Advertisers Expected to Speed Up March to Digital Media in Canada

More trouble is on the horizon for Canadian newspapers and magazines.
Advertisers Expected to Speed Up March to Digital Media in Canada
A tablet is seen on the newspaper edition of a La Presse newspaper. Advertisers are packing up their campaigns and moving out of print media at a pace that shows no sign of slowing over the next four years, according to a new report. (The Canadian Press/Paul Chiasson)
The Canadian Press
12/22/2015
Updated:
12/27/2015

TORONTO—More trouble is on the horizon for Canadian newspapers and magazines.

Advertisers are packing up their campaigns and moving out of print media at a pace that shows no sign of slowing over the next four years, according to a new report.

International research firm EMarketer, a source of data for the advertising industry, expects domestic print ad sales will “drop steadily” by 4.5 percentage points between now and 2019 as marketers spend more of their budgets on digital platforms like video, mobile phones, and social media.

“Digital’s high degree of targeting precision and advanced metrics are attracting a larger share of ad budgets,” EMarketer said in its findings, released this week.

It’s part of a shift that has been happening for years now, but quietly intensifying under the radar.

Technological advancements have created real-time data analysis tools that help big companies track the success of their online campaigns.

Pair that with a meteoric rise of social platforms like Facebook, Twitter, and Instagram, which gather valuable information about the demographics and interests of their users and then curate a lineup of targeted ads that fit their tastes.

Advertisers have become more savvy about how they spend their money and launch online campaigns while simultaneously lowering the priority of print.

It’s a worrying prospect for Canadian media outlets, but a fact that the World Association of Newspapers and News Publishers, a non-profit consortium of print companies, officially recognized when it proclaimed that a “profound shift” in the global newspaper business had officially arrived.

“The basic assumption of the news business model—the subsidy that advertisers have long provided to news content—is gone,” said Larry Kilman, secretary general of the organization in a statement earlier this year.

“We can freely say that audiences have become publishers’ biggest source of revenue.”

Digital Revolution

Experts in the Canadian advertising industry generally agree they’re increasingly looking at other places to spend their budgets.

“The older models are taking a back seat,” said Dan Snow, founder of Snow Digital, a Toronto-based brand strategy developer for small and medium-sized businesses. “There’s a shift in their size of the pie.”

Newspaper advertising will represent 20 percent, or about $2.65 billion, of the country’s overall marketing spend in 2016, and EMarketer suggests that figure will slide to 16.5 percent by 2019.

Growth in digital advertising, however, will spike over the same period, rising 10 percent next year to $4.80 billion.
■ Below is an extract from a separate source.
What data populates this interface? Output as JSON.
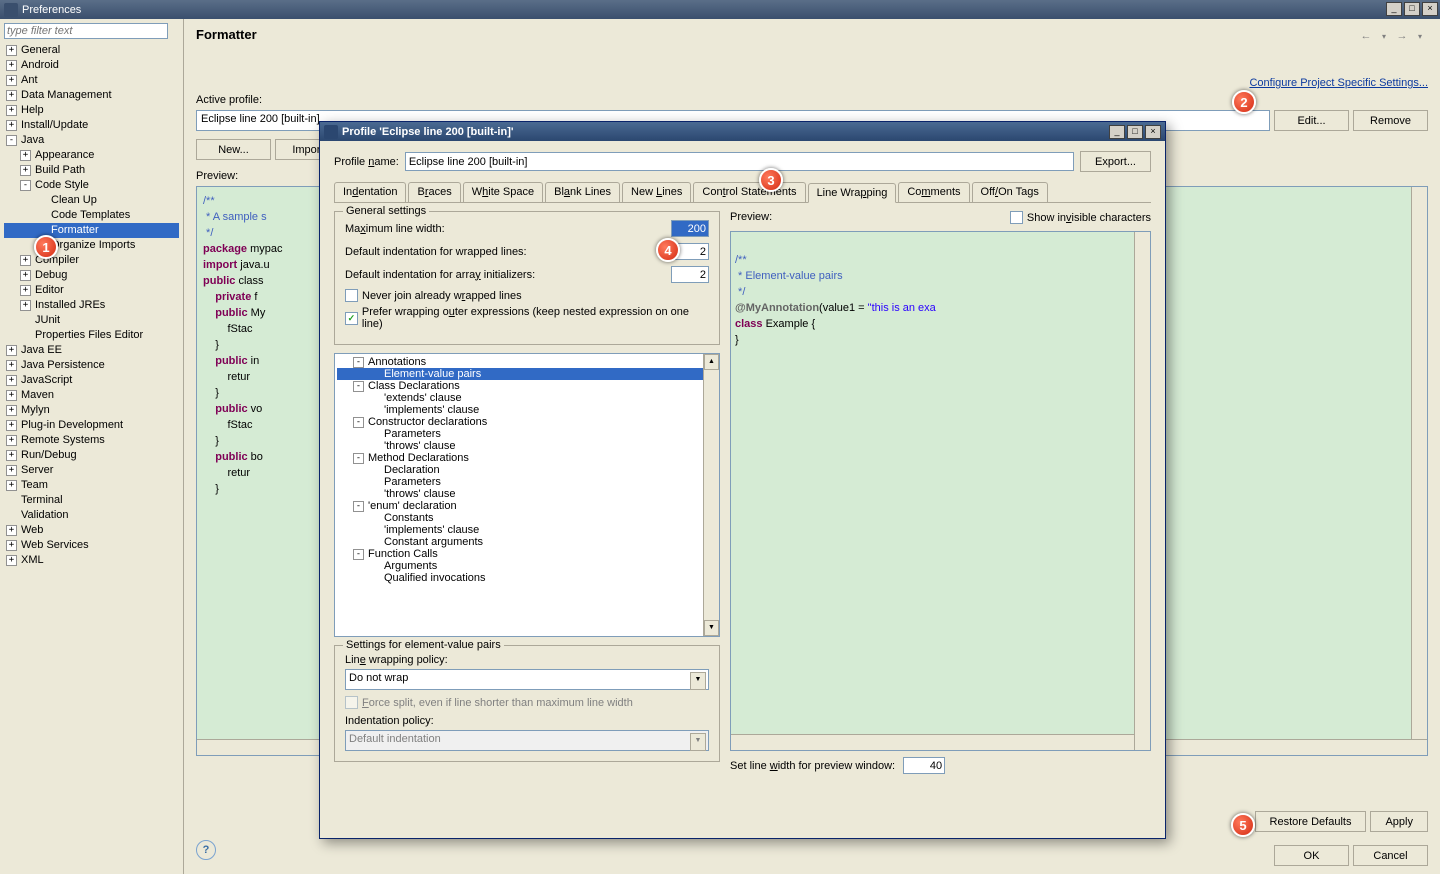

Within four years, it will represent 41.7 percent of overall spending.

Within that figure is social media—the Facebooks and the Instagrams—which is expected to grow by 25.7 percent next year to $767.7 million, on its way to being a $1 billion market a year later.

“We’re seeing social media brought into the fold more and more as companies mature and get more analytical,” said Andrew Reid, founder of Vision Critical, which specializes in intelligence software platforms for businesses.
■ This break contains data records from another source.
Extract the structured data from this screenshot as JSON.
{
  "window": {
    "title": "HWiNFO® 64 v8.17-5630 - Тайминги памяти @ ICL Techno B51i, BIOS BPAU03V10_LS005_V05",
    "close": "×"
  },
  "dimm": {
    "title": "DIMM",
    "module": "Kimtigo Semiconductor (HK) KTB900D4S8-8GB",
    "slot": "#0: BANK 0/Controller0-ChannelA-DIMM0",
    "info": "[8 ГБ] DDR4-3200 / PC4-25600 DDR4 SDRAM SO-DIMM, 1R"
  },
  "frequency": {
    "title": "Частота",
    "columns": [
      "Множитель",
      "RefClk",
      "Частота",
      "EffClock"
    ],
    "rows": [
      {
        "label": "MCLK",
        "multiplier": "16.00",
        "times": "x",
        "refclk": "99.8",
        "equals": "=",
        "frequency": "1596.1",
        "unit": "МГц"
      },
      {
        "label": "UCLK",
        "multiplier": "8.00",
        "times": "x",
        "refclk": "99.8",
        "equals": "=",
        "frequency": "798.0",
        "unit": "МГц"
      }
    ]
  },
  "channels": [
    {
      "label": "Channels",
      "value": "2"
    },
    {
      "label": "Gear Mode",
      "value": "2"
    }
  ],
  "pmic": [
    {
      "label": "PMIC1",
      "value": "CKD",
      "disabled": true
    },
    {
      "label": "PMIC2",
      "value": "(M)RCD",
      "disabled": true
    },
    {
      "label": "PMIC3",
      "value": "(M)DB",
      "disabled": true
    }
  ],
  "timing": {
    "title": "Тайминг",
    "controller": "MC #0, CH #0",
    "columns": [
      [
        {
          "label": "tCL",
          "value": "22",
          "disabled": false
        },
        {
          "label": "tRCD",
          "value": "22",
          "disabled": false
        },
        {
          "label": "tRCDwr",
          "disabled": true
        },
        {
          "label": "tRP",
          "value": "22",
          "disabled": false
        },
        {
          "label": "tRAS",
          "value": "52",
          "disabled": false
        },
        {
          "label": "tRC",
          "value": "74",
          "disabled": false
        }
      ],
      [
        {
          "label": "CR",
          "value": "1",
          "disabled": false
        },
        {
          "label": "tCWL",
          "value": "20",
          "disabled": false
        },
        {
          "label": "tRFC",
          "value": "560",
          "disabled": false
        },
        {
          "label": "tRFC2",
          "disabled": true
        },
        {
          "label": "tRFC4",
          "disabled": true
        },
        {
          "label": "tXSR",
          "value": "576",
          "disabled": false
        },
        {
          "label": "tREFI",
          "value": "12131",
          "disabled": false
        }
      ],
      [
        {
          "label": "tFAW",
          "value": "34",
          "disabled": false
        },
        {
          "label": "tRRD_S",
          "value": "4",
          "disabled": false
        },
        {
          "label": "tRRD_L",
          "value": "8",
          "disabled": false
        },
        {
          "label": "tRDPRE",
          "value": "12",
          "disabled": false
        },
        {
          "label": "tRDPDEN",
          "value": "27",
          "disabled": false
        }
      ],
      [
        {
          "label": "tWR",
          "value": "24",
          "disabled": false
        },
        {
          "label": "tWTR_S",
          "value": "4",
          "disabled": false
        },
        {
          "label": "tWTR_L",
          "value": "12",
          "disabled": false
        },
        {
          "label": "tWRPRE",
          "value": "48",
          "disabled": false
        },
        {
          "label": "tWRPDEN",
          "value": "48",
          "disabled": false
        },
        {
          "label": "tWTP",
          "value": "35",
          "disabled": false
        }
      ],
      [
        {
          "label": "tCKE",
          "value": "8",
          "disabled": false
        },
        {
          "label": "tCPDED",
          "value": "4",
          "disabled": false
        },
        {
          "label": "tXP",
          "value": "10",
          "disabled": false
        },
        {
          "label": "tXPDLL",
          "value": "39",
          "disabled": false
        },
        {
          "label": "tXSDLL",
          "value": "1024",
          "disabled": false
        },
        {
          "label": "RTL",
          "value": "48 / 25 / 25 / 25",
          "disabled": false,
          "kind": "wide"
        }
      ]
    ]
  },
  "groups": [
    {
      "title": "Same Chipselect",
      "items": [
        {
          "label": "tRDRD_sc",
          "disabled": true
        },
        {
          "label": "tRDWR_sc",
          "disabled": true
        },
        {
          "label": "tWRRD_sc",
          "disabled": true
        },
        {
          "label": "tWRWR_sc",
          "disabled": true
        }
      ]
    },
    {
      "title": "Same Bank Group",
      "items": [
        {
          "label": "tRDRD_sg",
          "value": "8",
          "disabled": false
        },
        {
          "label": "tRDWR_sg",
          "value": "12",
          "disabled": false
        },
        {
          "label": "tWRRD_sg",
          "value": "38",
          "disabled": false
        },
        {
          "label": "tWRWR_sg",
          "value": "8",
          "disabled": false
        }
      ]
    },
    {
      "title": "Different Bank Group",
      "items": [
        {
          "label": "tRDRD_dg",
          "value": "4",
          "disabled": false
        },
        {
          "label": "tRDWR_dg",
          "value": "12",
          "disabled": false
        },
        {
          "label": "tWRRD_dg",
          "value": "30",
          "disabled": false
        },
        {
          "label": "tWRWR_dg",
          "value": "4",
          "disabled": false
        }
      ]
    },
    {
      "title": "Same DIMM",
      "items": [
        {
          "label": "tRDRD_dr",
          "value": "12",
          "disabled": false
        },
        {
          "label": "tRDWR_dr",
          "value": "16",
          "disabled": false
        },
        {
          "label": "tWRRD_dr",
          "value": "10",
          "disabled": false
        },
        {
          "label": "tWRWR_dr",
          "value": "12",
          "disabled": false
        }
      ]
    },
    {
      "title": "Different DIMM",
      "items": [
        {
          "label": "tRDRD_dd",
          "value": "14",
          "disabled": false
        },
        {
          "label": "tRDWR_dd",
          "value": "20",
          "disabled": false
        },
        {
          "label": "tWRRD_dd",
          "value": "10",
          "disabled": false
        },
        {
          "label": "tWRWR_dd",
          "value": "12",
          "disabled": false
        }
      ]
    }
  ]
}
“The challenge of traditional [media] is it takes so long to get messages out in a market that’s so fast-moving.”

Reid believes there are still lessons to be learned by marketers in social media, but that many have become more strategic and thoughtful about their approach as they capitalize on all of the new insight available about their customers.

“Traditional advertising is very much a ’spray and pray' model,” he said. “You get the hose out and hope you’re going to hit enough people.”
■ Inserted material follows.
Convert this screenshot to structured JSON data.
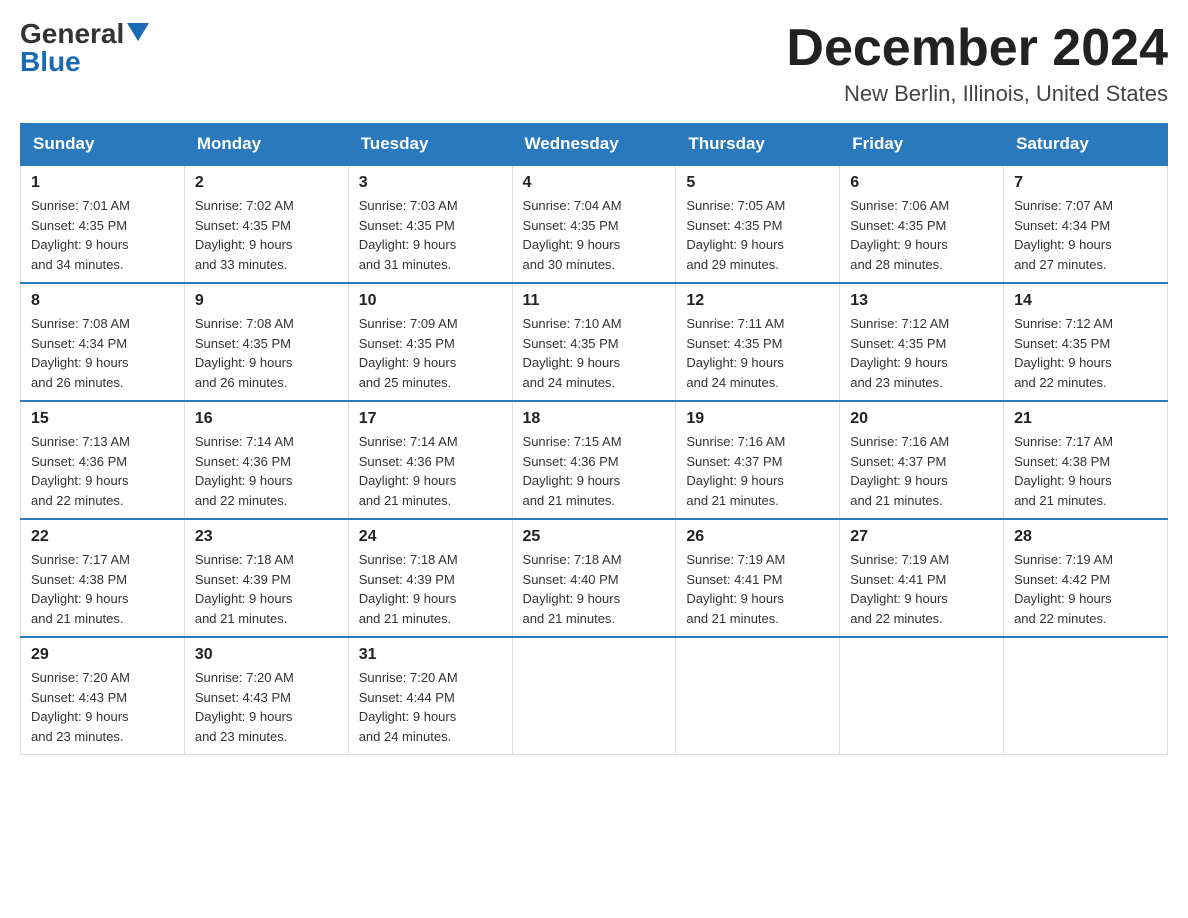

Some of the country’s biggest print outlets have come up with their own answers to keeping advertisers appeased.

Changing Times

In September, the Toronto Star launched Star Touch, a tablet app designed help it stay nimble with advertiser demands and appeal to younger demographics. Within 50 days, the newspaper said it had surpassed 100,000 downloads of the app on Apple’s iPad before launching on Android tablets earlier this month.

But the company is still facing pressures that overshadow its new endeavours.

Last month Torstar, the Star’s parent company and owner of various other newspapers in Ontario, halved its dividend payments and warned investors of continued pressure on print advertising revenues.

Postmedia, which recently shut down its evening tablet edition, took a similarly bleak outlook on the new year. President and CEO Paul Godfrey told investors that cutting costs remains a high priority for the company.

“We cannot take our foot off the gas with respect to cost savings,” he said on a conference call in October.

Over the next year, experimentation could be at new heights in Canadian media as companies search for the magic solution to their financial woes.

Keith Eadie, chief marketing officer at digital advertising firm TubeMogul, expects news websites will be Ground Zero for some of these tests.

Banner advertisements could be one of the first to fade as more companies sour on “static display methods” to sell their products, he said.

Instead, ad buyers will likely push for more embedded video ads, the kind that emerge from between the paragraphs in print stories—a practice that’s already commonplace on many of Canada’s news sites.